Qu’il s’agisse du Liban, des pays secoués par le « printemps arabe » comme la Syrie, la Libye ou le Yémen ou de ceux travaillés par des conflits plus anciens comme la Somalie et le Soudan, nombre d’Etats arabes se trouvent au bord de l’éclatement, sans que les Tomahawk, chars Abrams et GI’s n’y soient pour rien. La chute de Mossoul et l’avancée vers Bagdad des forces sunnites – au-delà d’un petit carré de fanatiques, toute une communauté se sent laissée pour compte – derrière les drapeaux noirs d’Al-Qaïda rappellent les événements de janvier 2013 au Mali.

De nouveau, se pose la question des conditions d’établissement de la démocratie dans certains Etats arabes, du moins dans leurs frontières actuelles. Et c’est là tout le problème : après plusieurs décennies, parfois presque un siècle, tous les régimes qui se sont succédé dans ces pays n’ont pas réussi à « fondre » les différents groupes ethno-religieux se trouvant par hasard à l’intérieur de leurs frontières. Si ces nations artificielles achoppent sur la religion, l’ethnie, la tribu, ou le clan avant de s’y briser, il faut tout simplement en prendre acte.

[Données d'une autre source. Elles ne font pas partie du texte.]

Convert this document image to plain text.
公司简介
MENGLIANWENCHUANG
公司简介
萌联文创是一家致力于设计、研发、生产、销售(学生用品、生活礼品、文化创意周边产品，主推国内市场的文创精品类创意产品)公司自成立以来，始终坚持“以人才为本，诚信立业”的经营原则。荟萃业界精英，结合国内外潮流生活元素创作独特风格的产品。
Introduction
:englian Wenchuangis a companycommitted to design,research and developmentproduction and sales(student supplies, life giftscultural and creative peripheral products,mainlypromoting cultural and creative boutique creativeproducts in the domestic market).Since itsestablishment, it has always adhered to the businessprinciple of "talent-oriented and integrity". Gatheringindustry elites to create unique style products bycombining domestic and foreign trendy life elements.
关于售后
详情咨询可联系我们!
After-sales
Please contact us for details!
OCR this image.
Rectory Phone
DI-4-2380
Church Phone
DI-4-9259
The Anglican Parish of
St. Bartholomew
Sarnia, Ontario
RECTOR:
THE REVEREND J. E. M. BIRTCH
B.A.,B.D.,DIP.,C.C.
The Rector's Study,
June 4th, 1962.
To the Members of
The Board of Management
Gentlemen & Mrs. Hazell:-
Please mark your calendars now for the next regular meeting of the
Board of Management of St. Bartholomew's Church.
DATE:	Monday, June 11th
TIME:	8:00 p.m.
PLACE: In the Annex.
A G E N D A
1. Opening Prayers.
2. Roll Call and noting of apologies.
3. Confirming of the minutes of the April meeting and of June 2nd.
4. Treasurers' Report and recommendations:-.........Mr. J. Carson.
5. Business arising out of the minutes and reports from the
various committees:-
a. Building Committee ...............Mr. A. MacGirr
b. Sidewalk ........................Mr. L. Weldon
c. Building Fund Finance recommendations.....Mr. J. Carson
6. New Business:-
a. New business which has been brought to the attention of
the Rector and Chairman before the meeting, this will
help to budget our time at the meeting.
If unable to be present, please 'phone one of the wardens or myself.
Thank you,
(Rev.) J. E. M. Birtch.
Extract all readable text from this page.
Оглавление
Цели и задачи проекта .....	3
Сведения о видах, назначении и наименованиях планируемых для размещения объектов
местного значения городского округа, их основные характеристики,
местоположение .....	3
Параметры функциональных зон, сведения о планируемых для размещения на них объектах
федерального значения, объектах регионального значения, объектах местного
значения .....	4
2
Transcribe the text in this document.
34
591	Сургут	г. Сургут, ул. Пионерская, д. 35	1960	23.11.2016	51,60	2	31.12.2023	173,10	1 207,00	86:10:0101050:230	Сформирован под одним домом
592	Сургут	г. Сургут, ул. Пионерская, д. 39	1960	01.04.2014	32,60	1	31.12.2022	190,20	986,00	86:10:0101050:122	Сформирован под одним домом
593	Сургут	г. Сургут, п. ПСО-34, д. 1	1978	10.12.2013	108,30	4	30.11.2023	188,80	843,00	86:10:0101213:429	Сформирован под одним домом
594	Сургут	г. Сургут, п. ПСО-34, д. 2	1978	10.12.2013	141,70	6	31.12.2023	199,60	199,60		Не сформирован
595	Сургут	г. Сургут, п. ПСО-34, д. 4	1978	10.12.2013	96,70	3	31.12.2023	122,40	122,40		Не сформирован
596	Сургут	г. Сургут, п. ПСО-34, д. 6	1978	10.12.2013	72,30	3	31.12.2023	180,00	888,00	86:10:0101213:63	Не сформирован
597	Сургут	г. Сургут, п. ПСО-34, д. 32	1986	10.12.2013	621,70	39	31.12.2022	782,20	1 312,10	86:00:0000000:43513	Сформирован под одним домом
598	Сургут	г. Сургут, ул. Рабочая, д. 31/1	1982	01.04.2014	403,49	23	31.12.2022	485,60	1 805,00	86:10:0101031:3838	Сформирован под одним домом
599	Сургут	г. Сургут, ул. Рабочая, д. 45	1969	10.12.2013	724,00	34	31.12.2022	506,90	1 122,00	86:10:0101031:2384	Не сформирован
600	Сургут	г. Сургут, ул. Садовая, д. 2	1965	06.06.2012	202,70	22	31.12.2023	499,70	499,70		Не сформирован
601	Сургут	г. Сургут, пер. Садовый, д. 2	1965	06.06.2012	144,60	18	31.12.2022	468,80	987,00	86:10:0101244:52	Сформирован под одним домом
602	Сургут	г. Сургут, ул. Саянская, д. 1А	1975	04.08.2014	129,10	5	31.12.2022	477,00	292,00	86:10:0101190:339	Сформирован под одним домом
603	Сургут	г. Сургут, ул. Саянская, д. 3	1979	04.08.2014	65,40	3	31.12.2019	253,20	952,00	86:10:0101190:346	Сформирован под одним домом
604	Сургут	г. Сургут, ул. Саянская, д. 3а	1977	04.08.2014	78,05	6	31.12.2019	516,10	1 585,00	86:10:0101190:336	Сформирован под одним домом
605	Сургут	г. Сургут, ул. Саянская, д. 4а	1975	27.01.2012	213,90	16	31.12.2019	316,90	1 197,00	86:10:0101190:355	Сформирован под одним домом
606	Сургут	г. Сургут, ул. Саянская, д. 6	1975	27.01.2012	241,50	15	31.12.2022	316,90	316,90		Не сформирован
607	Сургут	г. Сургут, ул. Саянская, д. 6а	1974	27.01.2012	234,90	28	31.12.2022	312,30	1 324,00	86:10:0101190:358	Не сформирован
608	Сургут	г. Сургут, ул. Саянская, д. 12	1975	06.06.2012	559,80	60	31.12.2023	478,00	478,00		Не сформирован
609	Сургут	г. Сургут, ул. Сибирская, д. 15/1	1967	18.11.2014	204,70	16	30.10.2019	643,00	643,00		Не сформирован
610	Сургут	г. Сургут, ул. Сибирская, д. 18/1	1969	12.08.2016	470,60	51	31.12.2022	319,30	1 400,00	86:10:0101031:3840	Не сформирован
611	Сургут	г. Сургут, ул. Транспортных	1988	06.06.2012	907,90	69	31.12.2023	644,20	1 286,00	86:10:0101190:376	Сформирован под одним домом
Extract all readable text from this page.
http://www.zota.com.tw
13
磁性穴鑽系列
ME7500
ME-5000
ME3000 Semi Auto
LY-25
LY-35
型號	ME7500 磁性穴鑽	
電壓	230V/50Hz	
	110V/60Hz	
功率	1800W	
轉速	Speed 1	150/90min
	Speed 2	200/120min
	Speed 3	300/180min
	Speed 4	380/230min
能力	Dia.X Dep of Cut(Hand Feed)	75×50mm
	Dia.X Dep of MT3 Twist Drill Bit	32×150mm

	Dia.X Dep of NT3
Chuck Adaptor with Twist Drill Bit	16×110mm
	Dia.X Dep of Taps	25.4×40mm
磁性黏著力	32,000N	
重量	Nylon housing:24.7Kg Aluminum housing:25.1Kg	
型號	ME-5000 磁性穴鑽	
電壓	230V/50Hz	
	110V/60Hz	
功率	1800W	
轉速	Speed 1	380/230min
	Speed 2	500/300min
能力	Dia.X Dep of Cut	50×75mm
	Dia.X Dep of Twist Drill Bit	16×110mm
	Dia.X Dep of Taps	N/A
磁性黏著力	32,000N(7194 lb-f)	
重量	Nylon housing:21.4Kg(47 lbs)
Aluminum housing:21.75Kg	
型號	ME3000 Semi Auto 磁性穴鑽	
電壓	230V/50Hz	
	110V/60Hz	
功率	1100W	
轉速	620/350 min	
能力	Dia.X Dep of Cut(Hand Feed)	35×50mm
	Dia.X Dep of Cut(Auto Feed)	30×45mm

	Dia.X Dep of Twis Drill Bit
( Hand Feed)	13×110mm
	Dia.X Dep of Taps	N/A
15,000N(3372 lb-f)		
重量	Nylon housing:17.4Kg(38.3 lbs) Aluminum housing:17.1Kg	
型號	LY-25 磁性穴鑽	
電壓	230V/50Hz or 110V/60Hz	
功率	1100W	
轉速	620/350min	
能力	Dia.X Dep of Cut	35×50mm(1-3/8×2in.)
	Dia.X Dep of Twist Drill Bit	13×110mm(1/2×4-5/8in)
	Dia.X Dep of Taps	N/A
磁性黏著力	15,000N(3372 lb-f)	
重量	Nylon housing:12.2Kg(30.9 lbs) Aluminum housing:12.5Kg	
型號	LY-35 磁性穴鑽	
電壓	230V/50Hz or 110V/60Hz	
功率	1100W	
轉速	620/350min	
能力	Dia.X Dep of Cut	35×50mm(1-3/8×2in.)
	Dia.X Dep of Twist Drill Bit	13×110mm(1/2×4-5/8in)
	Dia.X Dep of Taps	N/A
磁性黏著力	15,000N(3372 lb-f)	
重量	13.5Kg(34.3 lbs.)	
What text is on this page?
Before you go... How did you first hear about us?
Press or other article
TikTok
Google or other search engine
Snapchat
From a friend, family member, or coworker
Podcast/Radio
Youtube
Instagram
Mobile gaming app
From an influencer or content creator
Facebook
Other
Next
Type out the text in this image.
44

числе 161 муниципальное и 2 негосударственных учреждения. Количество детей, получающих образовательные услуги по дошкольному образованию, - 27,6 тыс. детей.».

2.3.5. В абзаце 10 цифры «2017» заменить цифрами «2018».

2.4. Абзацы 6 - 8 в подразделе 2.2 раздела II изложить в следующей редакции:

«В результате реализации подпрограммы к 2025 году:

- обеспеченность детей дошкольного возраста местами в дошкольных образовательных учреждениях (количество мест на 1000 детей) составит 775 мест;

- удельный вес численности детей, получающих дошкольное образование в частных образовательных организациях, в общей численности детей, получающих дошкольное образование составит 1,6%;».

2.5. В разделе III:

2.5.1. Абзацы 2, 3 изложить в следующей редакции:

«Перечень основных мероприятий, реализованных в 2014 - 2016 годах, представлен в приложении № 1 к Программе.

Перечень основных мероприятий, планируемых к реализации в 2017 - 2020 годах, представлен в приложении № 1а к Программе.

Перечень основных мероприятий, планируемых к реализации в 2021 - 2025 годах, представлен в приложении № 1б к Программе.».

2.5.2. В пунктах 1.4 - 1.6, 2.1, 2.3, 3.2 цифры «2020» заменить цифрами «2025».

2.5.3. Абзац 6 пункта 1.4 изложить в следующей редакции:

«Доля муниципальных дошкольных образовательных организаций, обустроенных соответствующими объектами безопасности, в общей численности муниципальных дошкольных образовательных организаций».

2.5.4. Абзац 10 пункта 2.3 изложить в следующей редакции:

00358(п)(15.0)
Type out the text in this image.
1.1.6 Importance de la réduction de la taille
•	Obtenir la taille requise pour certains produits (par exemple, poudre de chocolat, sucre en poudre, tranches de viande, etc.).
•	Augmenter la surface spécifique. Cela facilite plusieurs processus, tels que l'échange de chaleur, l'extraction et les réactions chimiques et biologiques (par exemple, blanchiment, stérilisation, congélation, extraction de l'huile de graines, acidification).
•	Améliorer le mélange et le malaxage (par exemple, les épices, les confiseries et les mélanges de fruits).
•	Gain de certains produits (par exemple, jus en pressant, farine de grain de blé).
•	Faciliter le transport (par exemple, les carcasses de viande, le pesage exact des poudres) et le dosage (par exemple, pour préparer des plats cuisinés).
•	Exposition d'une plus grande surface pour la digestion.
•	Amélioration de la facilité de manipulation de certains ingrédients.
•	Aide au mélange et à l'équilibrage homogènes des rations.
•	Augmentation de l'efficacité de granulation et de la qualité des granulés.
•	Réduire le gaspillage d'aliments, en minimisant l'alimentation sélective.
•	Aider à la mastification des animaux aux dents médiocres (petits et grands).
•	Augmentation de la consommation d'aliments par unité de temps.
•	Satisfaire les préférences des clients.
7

Il est vain de vouloir corseter des sociétés hétéroclites dans des camisoles de force.  Plutôt que de chercher d’improbables amalgames, réfléchissons à la possibilité d’adapter les frontières aux corps politiques capables de soutenir des Etats stables. Une fois cet objectif atteint, les drapeaux, défilés militaires, ambassades et sièges dans les organisations internationales seront autre chose qu’une façade. Qui sait, avec le temps, des démocraties libérales pourraient même y naître…

*Image : wiki commons.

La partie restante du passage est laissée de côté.